The United States is and has led the international pharmaceutical market for many years, so slowed growth here may signal bad news for the global economy. A QuintilesIMS report indicates that market growth in the US will slow to single digits, between 6% and 9%, through 2021, which is down from a 12% growth in 2015. The sluggish market growth is attributed to hepatitis and cancer drugs that are expected to have less of an impact in coming years.
Still, the US will remain the world’s largest pharmaceutical market, contributing 53% of all forecasted growth within the next five years. China is expected to continue in the second-largest spot by contributing 12% of the world’s pharmaceutical growth.
Healthcare spending continues to cause challenges across all health sectors.
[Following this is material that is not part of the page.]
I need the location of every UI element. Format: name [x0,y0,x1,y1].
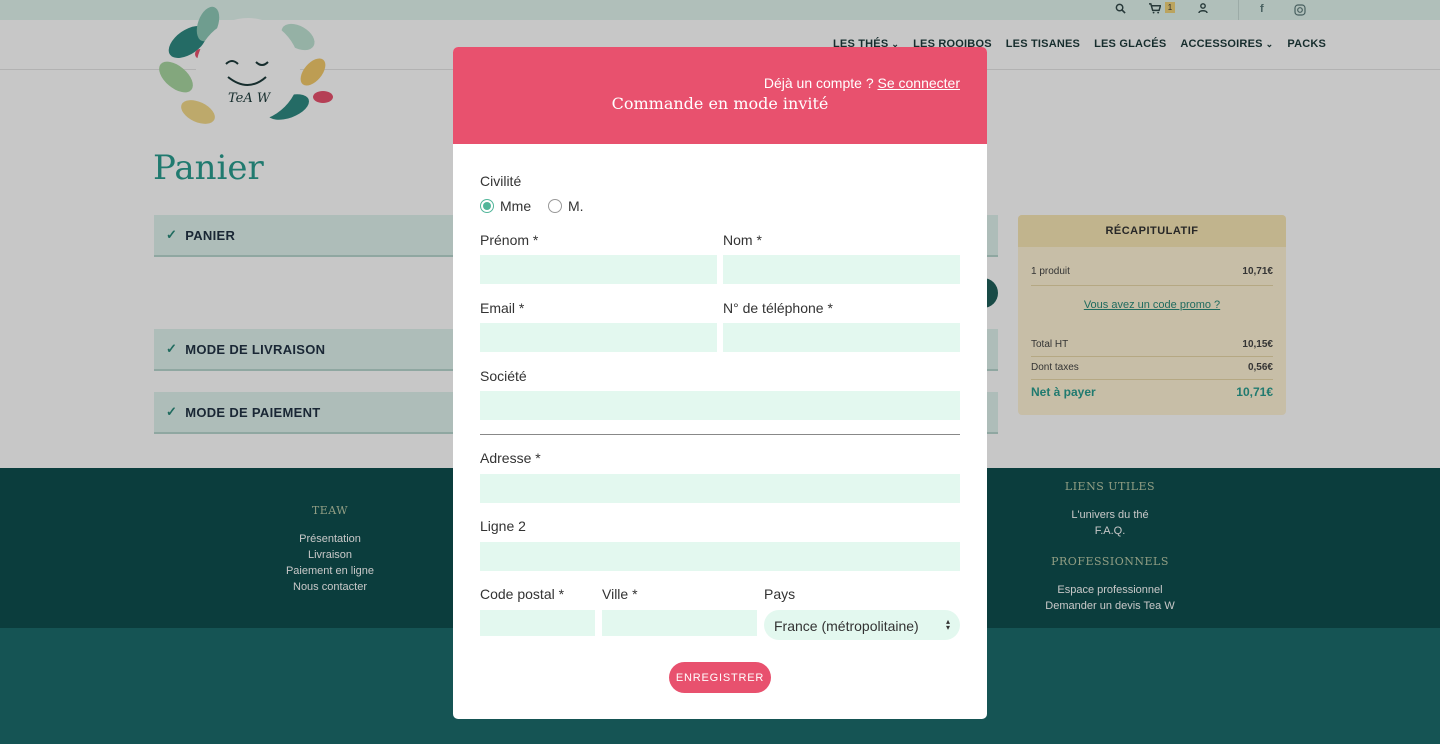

Spending in the US hit $3.3 trillion (17.8 percent of the GDP) in 2016. In fact, expenditures on drug advertisements have quadrupled since 2000. From administrative burdens and low-value care to overtreatment and archaic payment mechanisms, there is a significant amount of waste in the system.
64% of physicians believe that 15%-30% of medical care is not needed according to a Johns Hopkins University survey of 1,206 physician-members of the American Medical Association. On average, the response from physicians was that 20.6 percent of overall medical care is unnecessary, including 24.9 percent of tests, 22 percent of prescription medications and 11.1 percent of procedures.
On average, two-thirds of employees are positively engaged at work. Employees in the United States, and those working in biotechnology and medical devices are the most engaged, whereas employees in Asia Pacific countries have lower than average engagement levels, as do employees at pharmaceutical and contract research organizations (CROs).
A 2018 study by ProClinical found that life sciences companies were good at giving their employees recognition for their efforts and achievements (57%) which was one of the top 5 motivators, although there is certainly opportunity here to make employees feel more valued. Also, career support and development opportunities were reported as a relatively significant influencer (11%) yet only 46% of employees said that they received adequate opportunities at their current company.